El manta es aquella persona que, sin motivo aparente, tiene una opción extra en su abanico de posiblidades, una opción que para el resto del mundo no existe y es al menos siete grados peor que la peor. El manta decide arreglarse los pantalones con chinchetas, incendia el colegio tratando de quemar una mosca con lupa y acaba destrozando el único jarrón precioso de la casa aunque tu madre lo guarde en la vitrina más alta en una habitación cerrada con llave encadenado a la pared. Es un Peter Sellers del guateque sin encanto, un Ben Stiller sin posiblidad última de redención. El manta es el niño que, cuando se mete en líos, no recibe la amonestación habitual ni el castigo correspondiente sino la mirada atónita y aterrada de sus padres, vecinos y profesores y la pregunta: ¿cómo te las has arreglado para hacer una cosa así? Su origen es imposible de determinar, pues provienen de familias perfectamente normales y su existencia no parece estar relacionada con el abuso de drogas durante la lactancia o el consumo de grasas saturadas. El manta es un misterio corriente y aterrador. De mayor, el manta es ese amigo del instituto que te llama cada dos años cuando viene de visita a la ciudad, coincidiendo sistemáticamente con tu décimo aniversaio con tu novia, el cumpleaños de tu mejor amigo o cualquier evento que no te puedes perder y al que no le quieres llevar porque sabes que acabará reventándolo. Es un perdedor, pero no sólo. Despierta compasión pero no simpatía y nadie quiere ocuparse de él porque las consecuencias son siempre funestas.
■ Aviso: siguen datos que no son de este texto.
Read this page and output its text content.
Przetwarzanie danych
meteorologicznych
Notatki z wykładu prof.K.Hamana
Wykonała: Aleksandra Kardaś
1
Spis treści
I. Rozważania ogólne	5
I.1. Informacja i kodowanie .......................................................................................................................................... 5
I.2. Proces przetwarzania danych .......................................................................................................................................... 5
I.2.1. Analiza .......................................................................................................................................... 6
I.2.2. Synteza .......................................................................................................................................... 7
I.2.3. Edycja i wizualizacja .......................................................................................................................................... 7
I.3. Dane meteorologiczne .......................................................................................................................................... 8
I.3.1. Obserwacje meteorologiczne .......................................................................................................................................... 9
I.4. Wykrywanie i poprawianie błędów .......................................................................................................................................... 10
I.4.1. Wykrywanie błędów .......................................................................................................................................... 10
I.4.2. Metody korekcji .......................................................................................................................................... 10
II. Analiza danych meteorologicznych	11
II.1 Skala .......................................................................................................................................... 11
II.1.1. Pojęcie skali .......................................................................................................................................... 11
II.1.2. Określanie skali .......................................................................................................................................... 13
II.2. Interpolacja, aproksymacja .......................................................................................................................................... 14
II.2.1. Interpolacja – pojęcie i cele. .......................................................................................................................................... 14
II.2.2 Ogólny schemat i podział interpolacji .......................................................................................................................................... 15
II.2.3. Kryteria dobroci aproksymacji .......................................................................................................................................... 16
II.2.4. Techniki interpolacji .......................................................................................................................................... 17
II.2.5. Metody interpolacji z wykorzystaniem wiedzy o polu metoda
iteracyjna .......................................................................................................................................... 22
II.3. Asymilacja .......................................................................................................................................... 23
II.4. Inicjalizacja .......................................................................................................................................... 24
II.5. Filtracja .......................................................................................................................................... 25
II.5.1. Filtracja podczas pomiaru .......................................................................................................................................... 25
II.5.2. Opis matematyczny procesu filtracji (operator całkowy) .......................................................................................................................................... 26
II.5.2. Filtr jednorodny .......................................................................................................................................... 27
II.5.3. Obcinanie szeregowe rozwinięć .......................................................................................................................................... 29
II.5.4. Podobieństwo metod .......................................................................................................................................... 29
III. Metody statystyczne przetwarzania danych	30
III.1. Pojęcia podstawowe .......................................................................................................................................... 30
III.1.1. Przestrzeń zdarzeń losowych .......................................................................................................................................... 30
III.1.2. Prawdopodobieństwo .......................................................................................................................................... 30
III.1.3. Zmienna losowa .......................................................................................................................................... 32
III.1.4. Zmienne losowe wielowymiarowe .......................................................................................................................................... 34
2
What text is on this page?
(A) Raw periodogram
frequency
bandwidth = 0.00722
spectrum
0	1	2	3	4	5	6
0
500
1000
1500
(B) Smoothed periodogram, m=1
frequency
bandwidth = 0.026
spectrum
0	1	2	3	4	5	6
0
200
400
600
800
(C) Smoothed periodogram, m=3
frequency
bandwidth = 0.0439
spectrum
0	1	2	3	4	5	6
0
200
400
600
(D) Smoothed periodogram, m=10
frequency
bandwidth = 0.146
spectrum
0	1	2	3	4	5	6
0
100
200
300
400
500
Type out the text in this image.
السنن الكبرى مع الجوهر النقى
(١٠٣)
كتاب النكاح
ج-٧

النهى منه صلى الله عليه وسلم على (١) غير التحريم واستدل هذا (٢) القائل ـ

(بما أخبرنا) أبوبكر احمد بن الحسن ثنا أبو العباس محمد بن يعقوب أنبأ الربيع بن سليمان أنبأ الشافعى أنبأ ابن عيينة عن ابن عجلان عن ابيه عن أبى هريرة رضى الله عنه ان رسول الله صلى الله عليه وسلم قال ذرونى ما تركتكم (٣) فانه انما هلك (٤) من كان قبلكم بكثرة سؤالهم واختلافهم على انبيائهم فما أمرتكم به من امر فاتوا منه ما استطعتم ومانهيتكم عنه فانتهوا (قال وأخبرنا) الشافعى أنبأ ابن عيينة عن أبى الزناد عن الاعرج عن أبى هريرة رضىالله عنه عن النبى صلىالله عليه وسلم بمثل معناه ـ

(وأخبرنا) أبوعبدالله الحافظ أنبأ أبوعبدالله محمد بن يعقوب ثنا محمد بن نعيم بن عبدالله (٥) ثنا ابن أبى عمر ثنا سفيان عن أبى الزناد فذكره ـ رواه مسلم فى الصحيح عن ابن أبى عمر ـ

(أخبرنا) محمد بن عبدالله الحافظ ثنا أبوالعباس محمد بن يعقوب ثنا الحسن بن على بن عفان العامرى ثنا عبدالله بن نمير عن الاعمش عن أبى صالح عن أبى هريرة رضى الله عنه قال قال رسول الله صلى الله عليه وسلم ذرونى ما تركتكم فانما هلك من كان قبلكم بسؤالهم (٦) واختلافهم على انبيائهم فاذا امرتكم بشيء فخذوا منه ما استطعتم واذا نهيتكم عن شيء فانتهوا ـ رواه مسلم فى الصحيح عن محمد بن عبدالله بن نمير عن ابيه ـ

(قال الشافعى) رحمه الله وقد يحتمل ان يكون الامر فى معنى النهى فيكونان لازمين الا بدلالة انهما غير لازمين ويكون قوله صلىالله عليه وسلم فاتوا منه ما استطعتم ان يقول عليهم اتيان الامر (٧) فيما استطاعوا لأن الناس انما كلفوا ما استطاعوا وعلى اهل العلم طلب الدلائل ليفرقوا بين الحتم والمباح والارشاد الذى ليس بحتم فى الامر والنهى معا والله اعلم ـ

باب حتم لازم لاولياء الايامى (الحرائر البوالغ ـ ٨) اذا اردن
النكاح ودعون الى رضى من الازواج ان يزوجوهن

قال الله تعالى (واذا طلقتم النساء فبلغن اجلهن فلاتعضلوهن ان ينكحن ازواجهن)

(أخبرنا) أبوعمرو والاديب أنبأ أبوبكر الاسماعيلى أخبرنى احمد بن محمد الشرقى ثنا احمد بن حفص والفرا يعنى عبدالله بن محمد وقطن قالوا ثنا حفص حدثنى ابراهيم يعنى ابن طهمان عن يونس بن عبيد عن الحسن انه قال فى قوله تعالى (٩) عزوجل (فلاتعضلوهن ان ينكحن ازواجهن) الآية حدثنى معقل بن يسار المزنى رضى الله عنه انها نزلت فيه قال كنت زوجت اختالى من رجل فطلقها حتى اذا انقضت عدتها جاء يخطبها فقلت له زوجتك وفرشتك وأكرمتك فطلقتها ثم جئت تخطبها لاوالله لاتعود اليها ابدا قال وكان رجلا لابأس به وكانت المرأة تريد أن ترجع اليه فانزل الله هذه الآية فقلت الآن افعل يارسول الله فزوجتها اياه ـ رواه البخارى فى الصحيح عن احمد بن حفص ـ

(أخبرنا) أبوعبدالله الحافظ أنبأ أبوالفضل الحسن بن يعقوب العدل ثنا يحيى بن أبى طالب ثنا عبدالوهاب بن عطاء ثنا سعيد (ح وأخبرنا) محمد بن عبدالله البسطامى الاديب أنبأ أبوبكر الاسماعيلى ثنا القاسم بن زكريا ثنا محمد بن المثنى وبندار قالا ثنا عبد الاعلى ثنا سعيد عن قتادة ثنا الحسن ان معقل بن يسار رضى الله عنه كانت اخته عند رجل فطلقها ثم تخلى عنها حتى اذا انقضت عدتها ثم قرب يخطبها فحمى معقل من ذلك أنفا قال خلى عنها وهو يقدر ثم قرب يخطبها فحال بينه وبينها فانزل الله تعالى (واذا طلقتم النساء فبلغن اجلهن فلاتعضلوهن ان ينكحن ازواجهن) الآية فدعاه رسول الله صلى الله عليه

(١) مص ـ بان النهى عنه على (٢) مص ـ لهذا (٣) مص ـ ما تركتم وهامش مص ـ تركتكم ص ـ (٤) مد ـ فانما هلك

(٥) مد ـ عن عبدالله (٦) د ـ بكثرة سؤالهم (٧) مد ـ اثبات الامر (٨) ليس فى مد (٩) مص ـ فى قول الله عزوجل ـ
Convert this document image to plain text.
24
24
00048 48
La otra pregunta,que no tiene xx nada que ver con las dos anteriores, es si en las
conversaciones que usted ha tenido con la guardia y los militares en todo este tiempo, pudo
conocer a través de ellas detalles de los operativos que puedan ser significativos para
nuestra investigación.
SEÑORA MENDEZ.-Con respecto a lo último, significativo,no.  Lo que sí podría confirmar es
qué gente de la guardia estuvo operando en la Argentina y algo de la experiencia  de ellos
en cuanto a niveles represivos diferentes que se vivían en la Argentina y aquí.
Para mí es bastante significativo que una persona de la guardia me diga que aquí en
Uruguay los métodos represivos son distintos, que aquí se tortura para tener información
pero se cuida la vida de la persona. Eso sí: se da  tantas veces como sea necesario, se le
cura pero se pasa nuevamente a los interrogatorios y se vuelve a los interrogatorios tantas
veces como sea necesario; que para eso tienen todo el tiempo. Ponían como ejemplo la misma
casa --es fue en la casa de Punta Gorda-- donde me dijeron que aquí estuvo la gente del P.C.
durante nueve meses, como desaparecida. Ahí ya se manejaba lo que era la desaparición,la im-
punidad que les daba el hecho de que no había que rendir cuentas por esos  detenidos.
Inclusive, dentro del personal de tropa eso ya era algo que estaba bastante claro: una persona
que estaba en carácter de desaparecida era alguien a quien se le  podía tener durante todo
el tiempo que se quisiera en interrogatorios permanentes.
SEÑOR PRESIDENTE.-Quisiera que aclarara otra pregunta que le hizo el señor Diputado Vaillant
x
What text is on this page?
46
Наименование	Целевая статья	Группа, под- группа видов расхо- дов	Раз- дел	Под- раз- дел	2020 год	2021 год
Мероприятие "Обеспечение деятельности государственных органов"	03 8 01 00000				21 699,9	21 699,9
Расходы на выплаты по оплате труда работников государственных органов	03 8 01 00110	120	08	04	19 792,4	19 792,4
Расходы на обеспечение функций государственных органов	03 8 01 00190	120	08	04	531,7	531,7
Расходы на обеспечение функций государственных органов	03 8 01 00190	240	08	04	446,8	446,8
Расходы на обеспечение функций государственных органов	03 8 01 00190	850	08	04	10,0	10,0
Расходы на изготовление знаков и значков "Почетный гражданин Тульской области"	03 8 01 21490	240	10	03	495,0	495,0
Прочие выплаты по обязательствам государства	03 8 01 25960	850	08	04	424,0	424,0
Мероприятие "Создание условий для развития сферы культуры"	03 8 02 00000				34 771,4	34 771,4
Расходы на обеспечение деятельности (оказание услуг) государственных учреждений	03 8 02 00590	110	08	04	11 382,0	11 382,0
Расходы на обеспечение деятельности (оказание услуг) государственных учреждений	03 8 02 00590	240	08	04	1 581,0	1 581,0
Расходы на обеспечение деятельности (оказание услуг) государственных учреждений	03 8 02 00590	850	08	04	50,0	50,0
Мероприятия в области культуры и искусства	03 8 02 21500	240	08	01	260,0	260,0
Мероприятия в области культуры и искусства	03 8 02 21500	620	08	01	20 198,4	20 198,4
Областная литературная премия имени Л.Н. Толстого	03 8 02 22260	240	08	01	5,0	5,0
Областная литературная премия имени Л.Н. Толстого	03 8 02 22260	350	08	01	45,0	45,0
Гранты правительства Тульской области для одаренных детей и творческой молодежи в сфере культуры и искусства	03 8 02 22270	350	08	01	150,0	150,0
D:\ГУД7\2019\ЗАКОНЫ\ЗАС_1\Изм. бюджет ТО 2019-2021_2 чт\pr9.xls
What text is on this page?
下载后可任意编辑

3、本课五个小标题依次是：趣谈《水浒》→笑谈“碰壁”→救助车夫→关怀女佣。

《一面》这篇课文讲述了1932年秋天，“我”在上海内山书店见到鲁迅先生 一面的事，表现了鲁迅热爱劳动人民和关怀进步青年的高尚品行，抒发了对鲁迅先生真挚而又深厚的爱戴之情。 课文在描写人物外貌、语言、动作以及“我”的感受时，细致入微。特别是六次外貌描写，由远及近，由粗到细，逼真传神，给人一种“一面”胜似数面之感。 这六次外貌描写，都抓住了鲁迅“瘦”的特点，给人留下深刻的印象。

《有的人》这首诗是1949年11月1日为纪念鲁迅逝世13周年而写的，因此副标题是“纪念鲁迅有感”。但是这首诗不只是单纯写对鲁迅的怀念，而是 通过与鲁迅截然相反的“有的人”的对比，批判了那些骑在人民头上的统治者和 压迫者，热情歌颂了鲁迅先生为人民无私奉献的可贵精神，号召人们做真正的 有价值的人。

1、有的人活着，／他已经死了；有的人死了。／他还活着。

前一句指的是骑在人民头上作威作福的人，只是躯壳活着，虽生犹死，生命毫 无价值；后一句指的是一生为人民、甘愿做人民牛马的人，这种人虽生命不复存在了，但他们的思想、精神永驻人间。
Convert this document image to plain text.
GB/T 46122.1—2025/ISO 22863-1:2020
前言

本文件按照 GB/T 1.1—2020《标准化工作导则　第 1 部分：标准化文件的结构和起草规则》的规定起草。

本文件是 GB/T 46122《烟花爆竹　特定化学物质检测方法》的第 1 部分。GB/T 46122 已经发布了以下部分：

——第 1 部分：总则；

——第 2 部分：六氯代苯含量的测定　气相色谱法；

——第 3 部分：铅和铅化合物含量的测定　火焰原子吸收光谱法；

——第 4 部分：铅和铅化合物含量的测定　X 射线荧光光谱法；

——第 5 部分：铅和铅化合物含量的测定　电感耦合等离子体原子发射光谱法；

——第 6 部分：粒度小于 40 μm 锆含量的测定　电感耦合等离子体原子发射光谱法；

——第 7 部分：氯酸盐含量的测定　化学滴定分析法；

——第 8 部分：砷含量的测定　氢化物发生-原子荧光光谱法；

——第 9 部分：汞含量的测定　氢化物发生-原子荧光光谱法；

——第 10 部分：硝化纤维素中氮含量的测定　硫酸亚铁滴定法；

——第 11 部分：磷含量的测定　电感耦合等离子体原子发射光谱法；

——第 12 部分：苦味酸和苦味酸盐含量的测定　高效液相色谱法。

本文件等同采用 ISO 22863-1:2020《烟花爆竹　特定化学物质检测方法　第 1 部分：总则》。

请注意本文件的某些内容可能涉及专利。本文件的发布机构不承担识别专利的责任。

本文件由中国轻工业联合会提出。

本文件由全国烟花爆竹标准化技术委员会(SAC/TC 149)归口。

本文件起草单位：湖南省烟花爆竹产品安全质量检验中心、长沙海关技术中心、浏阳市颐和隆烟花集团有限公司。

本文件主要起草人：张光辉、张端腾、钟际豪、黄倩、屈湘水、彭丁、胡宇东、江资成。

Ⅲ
A diferencia de la perdedora-perdedora, no es un fracasado sino un desastre natural y su fatalidad, como la del gafe, parece contagiosa: todos los que intentan ayudarle -sus hermanos, amigos, novias- son víctimas de su condición irremediable.
En inglés, además, puede ser un verbo "to mant" que permite a un individuo normal sin cualidades especialmente nefastas "mantear" un objeto o una situación en un momento de infortunio, como cuando sales de la ducha buscando las gafas con los ojos cerrados llenos de jabón y plantas las manazas chorreando agua en el teclado de tu mortatil nuevo que suspira con una nube de humo y no vuelve a encenderse jamás. Entonces se puede decir que has "manteado" el ordenador, o que el ordenador está "manteado" (it's all manted), que implica que no sólo ha muerto de manera humillante, innecesaria y absurda sino que, además, no hay manera humana o divina de recuperar ni una sóla de sus piezas. El descubrimiento de este peso pesado de los FFF y su lustre internacional ha despertado cuestiones entre nosotros que iremos resolviendo con la ayuda de profesionales. ¿El manta nace o se hace? ¿es posible rehabilitar al manta e integrarlo en la sociedad? ¿Es la "mantez" un gen recesivo? ¿Se puede detectar genéticamente y desterrarlo para siempre de nuestra herencia biológica? ¿Está presente en otras razas, en otras culturas, en otros planetas? Algo me dice que la verdad está ahi fuera pero no sé por qué.

tres años
Uff, cómo pasa el tiempo...
Por cierto, tengo yo un false friend del que todavía me avergüenzo, creo que en su vida le habían dicho nada más cruel a esa chica, creo que en mi vida he dicho nada más cruel... y sin querer. No hubo manera de arreglarlo, y, por supuesto, me mandó para siempre a la mierda. En fin, esto nos viene bien a los de la profesión para ganarnos el pan.